Note that we used to have a different regulatory climate under which this wasn’t a huge problem. We have all these small banks because we used to have regulations that forced banks to be small. You couldn’t operate in more than one state, for example. And in many states, there were restrictions on how many branches you could open. This policy had a lot of downsides, but one clear upside was you didn’t have the emergence of world-destroying megabanks. Today, though, we have the megabanks already. The continued existence of the microbanks isn’t causing them any headaches, it’s in effect sheltering them from competition and regulation.
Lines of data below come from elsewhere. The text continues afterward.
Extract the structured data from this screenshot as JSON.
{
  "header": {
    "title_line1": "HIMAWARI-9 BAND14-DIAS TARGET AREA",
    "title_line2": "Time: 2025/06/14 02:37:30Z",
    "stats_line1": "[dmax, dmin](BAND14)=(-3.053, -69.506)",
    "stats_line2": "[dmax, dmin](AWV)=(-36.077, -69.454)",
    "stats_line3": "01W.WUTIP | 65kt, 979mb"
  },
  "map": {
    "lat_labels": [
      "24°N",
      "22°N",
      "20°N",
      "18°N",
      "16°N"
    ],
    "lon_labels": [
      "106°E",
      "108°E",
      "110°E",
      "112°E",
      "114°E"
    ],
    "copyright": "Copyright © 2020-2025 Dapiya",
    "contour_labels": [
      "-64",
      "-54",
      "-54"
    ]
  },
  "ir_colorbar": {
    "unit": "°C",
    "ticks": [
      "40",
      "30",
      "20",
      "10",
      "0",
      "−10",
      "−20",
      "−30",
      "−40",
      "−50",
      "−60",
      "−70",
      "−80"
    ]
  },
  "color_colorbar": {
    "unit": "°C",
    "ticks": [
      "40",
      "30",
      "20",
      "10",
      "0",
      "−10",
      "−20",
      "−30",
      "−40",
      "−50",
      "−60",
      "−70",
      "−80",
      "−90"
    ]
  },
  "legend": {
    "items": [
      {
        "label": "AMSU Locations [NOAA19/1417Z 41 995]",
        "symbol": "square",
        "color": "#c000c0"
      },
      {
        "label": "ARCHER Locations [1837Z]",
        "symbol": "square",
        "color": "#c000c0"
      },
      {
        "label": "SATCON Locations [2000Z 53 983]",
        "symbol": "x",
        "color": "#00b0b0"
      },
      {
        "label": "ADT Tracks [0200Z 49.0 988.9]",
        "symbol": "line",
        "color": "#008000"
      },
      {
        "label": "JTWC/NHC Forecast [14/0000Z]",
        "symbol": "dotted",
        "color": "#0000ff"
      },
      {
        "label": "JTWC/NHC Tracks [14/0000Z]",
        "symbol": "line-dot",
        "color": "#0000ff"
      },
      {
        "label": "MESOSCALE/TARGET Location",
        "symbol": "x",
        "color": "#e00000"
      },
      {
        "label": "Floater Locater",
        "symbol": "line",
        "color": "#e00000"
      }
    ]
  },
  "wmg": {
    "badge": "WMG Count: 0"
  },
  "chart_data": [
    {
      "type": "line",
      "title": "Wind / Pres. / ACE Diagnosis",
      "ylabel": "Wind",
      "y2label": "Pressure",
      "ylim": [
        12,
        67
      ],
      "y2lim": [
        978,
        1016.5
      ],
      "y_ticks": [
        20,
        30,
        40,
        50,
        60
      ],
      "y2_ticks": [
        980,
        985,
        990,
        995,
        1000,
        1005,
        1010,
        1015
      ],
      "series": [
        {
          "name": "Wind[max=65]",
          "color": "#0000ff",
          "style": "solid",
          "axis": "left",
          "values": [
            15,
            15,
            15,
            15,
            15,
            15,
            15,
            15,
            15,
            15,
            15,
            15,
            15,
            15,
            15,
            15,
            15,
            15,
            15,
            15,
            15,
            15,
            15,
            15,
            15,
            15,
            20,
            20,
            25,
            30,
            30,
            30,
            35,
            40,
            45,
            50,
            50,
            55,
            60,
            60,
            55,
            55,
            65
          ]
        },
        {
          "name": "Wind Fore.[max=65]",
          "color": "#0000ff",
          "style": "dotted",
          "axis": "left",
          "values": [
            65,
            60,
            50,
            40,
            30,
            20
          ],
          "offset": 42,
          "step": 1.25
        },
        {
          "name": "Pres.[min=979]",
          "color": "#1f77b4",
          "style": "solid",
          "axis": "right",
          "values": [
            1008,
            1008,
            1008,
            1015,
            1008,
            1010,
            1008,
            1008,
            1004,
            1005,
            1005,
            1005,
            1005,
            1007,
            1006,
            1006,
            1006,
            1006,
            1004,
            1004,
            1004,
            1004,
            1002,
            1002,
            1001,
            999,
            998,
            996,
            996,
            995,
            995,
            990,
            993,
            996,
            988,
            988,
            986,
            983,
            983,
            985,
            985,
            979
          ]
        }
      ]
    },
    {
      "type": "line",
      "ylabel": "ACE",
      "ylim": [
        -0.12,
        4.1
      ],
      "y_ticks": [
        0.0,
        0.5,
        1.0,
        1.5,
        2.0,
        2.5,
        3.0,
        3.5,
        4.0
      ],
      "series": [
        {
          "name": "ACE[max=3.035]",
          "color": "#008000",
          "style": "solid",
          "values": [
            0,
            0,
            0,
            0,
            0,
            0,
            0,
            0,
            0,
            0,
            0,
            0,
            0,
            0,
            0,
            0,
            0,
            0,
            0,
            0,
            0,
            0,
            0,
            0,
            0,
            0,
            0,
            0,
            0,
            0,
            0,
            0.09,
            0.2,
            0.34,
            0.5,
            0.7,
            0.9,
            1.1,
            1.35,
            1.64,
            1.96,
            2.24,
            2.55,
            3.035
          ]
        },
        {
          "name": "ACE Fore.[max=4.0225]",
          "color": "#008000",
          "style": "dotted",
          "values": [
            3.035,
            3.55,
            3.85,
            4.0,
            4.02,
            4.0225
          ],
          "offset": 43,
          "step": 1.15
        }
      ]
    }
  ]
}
The policy we should hope for is to simultaneously contain the size and leverage of the biggest banks while encouraging the second tier of regional banks to keep growing. We should want the US Bankcorps and PNCs and Fifth Thirds and BancWests of America to swallow up local franchises and expand their geographical footprints. The ideal would be effective competition in which dozens rather than thousands of banks exist, and they all actually compete with each other on a national or regional basis rather than carving up turf.